Come! we'll talk over the voyage and the parting quietly, half an hour or so, while the stars enter into their shining life up in heaven yonder: here is the chestnut-tree: here is the bench at its old roots.
Come, we will sit there in peace to-night, though we should never more be destined to sit there together."
He seated me and himself.
"It is a long way to Ireland, Jane, and I am sorry to send my little friend on such weary travels: but if I can't do better, how is it to be helped? Are you anything akin to me, do you think, Jane?"
I could risk no sort of answer by this time: my heart was still.

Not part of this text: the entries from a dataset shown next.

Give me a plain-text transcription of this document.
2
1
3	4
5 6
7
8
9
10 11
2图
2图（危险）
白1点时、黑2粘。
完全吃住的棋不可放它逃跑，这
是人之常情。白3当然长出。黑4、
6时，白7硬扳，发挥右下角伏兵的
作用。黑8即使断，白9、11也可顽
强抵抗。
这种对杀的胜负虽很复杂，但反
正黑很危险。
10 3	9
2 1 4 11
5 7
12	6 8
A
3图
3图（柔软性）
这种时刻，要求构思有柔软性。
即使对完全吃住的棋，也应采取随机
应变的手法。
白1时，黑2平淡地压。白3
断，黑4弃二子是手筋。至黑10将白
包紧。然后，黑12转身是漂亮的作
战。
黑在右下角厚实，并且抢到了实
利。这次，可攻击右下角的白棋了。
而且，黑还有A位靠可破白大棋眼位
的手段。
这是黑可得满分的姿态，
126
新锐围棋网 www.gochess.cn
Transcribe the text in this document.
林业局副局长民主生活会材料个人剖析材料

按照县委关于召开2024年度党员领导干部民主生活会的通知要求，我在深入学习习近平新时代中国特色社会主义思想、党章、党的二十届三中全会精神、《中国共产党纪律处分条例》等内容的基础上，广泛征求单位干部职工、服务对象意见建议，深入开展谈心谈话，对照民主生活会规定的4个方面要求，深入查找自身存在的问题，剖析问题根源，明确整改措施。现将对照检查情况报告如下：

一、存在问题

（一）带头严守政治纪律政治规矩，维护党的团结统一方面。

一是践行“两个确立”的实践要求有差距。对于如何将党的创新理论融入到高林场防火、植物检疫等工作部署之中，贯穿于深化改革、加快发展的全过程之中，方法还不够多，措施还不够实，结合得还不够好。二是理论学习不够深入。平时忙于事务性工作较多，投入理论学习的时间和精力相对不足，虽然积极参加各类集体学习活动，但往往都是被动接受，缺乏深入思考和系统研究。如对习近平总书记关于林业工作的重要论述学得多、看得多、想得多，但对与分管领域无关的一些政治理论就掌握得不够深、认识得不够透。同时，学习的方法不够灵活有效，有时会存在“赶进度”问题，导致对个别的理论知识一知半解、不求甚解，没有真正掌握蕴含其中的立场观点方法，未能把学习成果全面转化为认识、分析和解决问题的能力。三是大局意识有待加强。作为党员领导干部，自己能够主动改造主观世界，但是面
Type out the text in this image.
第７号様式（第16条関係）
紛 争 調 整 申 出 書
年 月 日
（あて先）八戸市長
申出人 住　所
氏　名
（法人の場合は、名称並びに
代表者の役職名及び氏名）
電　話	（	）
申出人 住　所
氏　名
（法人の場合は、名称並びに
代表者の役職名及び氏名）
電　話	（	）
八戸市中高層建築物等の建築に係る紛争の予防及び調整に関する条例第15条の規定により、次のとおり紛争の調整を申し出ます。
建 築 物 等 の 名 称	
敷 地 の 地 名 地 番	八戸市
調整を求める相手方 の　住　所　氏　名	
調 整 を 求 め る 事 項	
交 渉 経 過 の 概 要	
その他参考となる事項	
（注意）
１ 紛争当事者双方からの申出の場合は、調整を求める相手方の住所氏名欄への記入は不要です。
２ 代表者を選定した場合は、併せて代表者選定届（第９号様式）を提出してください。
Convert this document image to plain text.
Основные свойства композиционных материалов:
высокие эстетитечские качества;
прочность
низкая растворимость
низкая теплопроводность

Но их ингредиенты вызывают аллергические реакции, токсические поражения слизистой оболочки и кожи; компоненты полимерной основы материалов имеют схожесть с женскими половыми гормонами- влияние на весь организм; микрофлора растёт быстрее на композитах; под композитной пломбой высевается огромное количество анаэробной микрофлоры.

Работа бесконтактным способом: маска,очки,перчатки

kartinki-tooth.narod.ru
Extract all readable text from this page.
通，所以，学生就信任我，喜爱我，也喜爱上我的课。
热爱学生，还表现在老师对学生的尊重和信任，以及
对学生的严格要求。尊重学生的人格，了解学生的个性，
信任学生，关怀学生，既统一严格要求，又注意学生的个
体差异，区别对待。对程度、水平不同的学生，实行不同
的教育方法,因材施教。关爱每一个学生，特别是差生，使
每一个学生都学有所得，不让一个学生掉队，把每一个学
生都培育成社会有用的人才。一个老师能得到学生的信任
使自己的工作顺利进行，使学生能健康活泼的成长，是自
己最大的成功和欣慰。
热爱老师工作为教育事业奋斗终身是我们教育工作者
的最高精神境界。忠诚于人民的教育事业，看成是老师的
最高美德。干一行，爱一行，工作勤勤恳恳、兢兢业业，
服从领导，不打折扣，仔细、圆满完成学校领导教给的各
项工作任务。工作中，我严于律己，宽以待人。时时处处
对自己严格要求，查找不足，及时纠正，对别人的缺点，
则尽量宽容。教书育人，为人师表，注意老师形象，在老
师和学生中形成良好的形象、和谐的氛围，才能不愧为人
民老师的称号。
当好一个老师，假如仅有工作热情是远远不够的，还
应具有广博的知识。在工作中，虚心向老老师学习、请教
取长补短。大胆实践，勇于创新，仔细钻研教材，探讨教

"Because," he said, "I sometimes have a queer feeling with regard to you-- especially when you are near to me, as now: it is as if I had a string somewhere under my left ribs, tightly and inextricably knotted to a similar string situated in the corresponding quarter of your little frame. And if that boisterous Channel, and two hundred miles or so of land, come broad between us, I am afraid that cord of communion will be snapped; and then I've a nervous notion I should take to bleeding inwardly. As for you -- you'd forget me."
"That I never should, sir: you know--" Impossible to proceed.
"Jane, do you hear that nightingale singing in the wood? Listen!"
In listening, I sobbed convulsively; for I could repress what i endured no longer; I was obliged to yield, and I was shaken from head to foot with acute distress. When I did speak, it was only to express an impetuous wish that I had never been born, or never come to Thornfield.
"Because you are sorry to leave it?"
The vehemence of emotion, stirred by grief and love within me, was claiming mastery, and struggling for full sway, and asserting a right to predominate, to overcome, to live, rise and reign at last: yes -- and to speak.
" I grieve to leave Thornfield: I love Thornfield: I love it, because I have lived in it a full and delightful life -- momentarily at least. I have not been trampled on. I have not been petrified. I have not been buried with inferior minds, and excluded from every glimpse of communion with what is bright and energetic and high. I have talked, face to face, with what I reverence, with what I delight in -- with an original, a vigorous, an expanded mind.
I have known you, Mr. Rochester; and it strikes me with terror and anguish to feel I absolutely must be torn from you for ever.I see the necessity of departure; and it is like looking on the necessity of death."
"Where do you see the necessity?" he asked suddenly.
"Where? You, sir, have placed it before me."


- Jane Eyre, p. 238, 239,240; Charlotte Bronte.